Ne discende che "il senso degli affari e l'interesse personale sono gli unici motori per affiliarsi a un clan così come per fuoriuscirne; ed è sempre questo spiccato senso di opportunismo a condurre il fuoriuscito ad affiliarsi ad altro clan o a collaborare con la Giustizia". Ne discende che "ogni alterazione dei fragili e temporanei equilibri e, più in genere, qualsivoglia intralcio al più spregiudicato affarismo criminale viene sbrigativamente risolta con fatti omicidiari".

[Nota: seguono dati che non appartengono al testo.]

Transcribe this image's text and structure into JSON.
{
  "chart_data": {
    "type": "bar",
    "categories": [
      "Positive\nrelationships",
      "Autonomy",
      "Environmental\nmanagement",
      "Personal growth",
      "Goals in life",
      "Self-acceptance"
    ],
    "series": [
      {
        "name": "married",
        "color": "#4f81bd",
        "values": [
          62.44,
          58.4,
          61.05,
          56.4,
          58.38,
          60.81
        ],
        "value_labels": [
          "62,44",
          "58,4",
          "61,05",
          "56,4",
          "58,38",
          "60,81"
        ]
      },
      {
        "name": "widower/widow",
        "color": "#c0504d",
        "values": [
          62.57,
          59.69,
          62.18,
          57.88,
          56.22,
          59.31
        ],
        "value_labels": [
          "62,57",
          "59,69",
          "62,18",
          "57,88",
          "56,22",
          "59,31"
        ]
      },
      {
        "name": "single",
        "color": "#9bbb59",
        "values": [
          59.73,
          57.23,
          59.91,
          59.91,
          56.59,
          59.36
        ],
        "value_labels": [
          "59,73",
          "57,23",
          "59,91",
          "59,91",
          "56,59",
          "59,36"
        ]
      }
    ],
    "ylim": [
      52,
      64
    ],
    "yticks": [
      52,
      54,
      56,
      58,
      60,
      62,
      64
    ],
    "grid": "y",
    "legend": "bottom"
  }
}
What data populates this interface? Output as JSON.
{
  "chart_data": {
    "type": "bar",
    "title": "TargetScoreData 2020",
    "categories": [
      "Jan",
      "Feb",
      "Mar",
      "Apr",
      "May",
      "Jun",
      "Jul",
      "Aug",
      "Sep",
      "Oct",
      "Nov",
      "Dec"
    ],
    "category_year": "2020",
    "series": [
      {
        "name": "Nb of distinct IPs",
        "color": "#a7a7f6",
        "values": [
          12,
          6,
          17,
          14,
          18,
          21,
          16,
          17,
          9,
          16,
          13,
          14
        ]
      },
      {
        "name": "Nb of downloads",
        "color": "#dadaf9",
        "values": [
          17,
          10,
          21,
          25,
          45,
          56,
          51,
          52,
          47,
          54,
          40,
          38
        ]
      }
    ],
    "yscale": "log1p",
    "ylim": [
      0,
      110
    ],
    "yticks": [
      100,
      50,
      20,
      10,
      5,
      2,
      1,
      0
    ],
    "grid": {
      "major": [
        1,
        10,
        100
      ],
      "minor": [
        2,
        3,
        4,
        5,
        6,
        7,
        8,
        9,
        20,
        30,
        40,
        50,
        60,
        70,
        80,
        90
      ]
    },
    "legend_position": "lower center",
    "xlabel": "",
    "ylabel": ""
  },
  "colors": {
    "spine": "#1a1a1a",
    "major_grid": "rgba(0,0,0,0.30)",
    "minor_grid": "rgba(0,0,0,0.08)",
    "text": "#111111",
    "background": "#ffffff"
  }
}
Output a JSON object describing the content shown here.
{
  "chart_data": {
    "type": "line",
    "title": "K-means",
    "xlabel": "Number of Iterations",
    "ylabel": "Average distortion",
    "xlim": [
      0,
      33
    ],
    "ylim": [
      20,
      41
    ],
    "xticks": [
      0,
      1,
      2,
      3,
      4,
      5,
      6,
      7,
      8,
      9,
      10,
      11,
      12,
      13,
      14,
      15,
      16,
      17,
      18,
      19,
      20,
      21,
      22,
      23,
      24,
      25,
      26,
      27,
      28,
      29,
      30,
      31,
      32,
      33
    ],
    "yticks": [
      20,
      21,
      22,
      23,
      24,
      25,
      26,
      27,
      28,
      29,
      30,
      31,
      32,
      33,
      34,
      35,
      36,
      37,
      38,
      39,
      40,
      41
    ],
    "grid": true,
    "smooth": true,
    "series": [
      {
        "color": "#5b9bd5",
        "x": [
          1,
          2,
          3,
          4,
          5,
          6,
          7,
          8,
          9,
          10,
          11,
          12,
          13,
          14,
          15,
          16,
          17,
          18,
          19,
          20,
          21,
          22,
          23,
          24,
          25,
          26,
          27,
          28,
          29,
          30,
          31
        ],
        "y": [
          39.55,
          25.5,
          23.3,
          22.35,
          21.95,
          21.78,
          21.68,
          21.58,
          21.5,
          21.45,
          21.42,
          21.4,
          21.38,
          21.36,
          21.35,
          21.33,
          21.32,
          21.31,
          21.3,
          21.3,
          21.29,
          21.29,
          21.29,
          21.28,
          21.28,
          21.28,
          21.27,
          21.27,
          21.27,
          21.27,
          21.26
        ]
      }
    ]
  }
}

Non è un caso che - come ammette la stessa Dna - nell'ultimo anno, il capoluogo pugliese è stato funestato da numerosi fatti di sangue, sintomatici sicuramente di tensioni "le cui inquietanti modalità (agguati sotto casa, gambizzazioni, inseguimenti tra la folla in pieno giorno), unitamente a improvvise riorganizzazioni degli assetti gerarchici dei clan, sono sintomatici del dinamismo e dell'ingestibilità delle nuove leve, impazienti di scalare le gerarchie e disposte a tutto pur di ricoprire ruoli apicali".
La chiamano la "gomorra di cui nessuno parla". Perché ha ucciso innocenti, carabinieri e rivali senza guadagnarsi per molto tempo la ribalta mediatica e all'allarme dell'opinione pubblica. Lo ha fatto con una ferocia che richiama altre epoche di questo paese. Eppure "lo spaccato più drammatico della realtà malavitosa foggiano- garganica è la commistione tra affari criminali e politico-amministrativi". Ne nasce un mix di Dna potenzialmente micidiale per l'economia e la democrazia di interi territori. "Una mafia - scrive la Dna - che sa essere insieme rozza, ma anche affaristicamente moderna, capace di continuare ad uccidere vendicando torti subiti decenni addietro e di porsi come interlocutore e partner di politici e pubblici amministratori".
Allo scioglimento dei Comuni di Monte Sant'Angelo (2015) e Mattinata (2018) è seguito quello recentissimo, nell'ottobre 2019, dei Comuni di Cerignola e Manfredonia. "Il terreno su cui la mafia e la cosa pubblica si sono incontrate - si legge agli atti della relazione della Dna - è quello delle feste e incontri conviviali, delle inaugurazioni di esercizi commerciali, partite di calcio. L'opacità e l'ambigua disponibilità degli apparati amministrativi si è concretizzata in atti di assunzione per parenti di mafiosi, rilascio di certificazioni utili per partecipare a pubbliche gare e favori di ogni genere".
Il pericoloso abbraccio si innesta su "una certa "timidezza" - tra comunità civile e le istituzioni in un territorio - in cui l'assenza pressoché totale di collaboratori di giustizia dovrebbe essere sopperita dall' impegno della comunità civile a "vedere", denunciare, rifiutare le lusinghe di un welfare illegale". La risposta dello Stato con arresti e della società civile con marce per reclamare a gran voce legalità "non bastano". Serve "un processo di crescita culturale e di riscatto sociale nel quale la società civile - essenzialmente sana, ma sfiduciata - dovrà essere supportata da tutte le istituzioni e dalla percezione di uno Stato presente e vicino ai bisogni del territorio, primo tra tutti quello del lavoro".